Is trait-o-matic outright wrong here? Is there a second splice variant that is synonymous (as the UCSC annotation would predict) that isn't showing up?
If the latter, this would support somehow linking/contextualizing all the splice variants trait-o-matic predicts. If the former, we should be concerned that there are errors elsewhere.
Updated by Madeleine Ball almost 16 years ago
The following variant: http://evidence.personalgenomes.org/XPC-L591Q is also possibly mislabeled -- this is an example where the reference has a 1000 genomes freq of 0%, but dbSNP calls it a silent mutation, contrary to what we have reported.
Updated by Ward Vandewege about 15 years ago
- Project changed from 19 to GET-Evidence
- Category deleted (
GET-Evidence)
Updated by Madeleine Ball about 15 years ago
- Status changed from New to Closed
Although I haven't tested this specific MYBPC3 example, the presence of incorrect amino acid interpretations (inconsistent with UCSC's amino acid annotations) has largely been fixed by two changes. I've checked and confirmed that the XPC SNP Jason noted is now correctly interpreted as not causing an amino acid change.

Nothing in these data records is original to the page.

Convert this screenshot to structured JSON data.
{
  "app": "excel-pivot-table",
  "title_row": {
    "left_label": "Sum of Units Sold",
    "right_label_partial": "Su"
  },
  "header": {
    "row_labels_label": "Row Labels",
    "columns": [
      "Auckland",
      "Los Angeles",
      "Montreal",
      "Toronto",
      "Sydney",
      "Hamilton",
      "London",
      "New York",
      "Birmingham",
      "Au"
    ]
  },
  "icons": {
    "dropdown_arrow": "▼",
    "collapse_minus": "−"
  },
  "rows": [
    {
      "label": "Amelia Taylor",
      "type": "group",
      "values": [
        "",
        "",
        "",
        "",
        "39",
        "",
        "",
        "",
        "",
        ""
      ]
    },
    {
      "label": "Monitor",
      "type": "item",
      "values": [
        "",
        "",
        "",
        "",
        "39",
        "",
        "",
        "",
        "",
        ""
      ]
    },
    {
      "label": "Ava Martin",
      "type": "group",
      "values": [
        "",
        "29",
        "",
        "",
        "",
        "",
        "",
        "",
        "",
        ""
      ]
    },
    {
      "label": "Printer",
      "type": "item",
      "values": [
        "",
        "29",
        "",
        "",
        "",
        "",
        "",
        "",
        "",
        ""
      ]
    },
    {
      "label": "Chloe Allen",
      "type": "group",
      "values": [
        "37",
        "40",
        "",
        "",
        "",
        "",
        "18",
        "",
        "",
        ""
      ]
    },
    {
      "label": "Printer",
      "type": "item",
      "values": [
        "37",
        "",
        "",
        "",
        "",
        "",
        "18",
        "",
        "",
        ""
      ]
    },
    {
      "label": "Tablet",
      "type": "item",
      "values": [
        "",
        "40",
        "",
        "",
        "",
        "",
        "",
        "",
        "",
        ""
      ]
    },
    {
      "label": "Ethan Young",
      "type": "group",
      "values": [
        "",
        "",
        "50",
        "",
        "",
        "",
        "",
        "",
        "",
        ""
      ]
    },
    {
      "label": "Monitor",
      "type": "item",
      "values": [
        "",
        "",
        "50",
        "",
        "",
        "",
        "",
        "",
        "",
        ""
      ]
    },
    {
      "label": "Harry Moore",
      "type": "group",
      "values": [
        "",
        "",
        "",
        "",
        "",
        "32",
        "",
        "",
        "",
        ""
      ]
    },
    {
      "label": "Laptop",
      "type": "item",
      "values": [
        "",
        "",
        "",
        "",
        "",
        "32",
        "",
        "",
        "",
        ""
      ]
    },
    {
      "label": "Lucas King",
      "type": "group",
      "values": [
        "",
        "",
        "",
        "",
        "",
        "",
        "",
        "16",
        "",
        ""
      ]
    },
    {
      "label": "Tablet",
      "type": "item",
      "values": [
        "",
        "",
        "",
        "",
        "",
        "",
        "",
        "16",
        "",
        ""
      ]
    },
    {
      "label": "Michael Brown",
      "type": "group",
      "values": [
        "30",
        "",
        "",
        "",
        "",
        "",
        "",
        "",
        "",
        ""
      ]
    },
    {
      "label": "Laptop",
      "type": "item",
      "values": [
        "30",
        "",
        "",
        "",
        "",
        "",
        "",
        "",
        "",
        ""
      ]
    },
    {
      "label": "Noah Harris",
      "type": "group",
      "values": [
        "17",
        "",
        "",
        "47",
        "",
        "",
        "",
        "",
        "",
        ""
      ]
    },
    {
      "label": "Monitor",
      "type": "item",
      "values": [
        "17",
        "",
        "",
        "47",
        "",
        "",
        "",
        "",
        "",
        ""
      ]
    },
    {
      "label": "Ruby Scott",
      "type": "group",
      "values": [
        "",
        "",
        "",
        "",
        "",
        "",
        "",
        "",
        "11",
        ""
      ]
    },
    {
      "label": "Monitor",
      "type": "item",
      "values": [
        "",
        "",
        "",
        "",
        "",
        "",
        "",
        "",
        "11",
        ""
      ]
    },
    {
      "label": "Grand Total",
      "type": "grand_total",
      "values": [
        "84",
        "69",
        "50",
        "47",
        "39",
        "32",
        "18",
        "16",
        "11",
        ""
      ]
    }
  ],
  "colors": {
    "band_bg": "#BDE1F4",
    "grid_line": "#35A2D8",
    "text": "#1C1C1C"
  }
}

(1) The "sanity checking" assert statements added in lines 251-262 of b4141303
Some transcripts in refFlat had position errors (e.g. where an exon ends) in a way that caused a frameshift in all amino acids downstream. These frameshifts are almost certain to contain a premature stop codon, so checking for the presence of these is a good sanity check.
(2) The usage of UCSC's knownGene annotations and canonical transcripts (61df892e)
Sometimes alternative transcripts resulted in calls made for regions that were exons only in that particular transcript (e.g. a frameshift in an exon generally never used).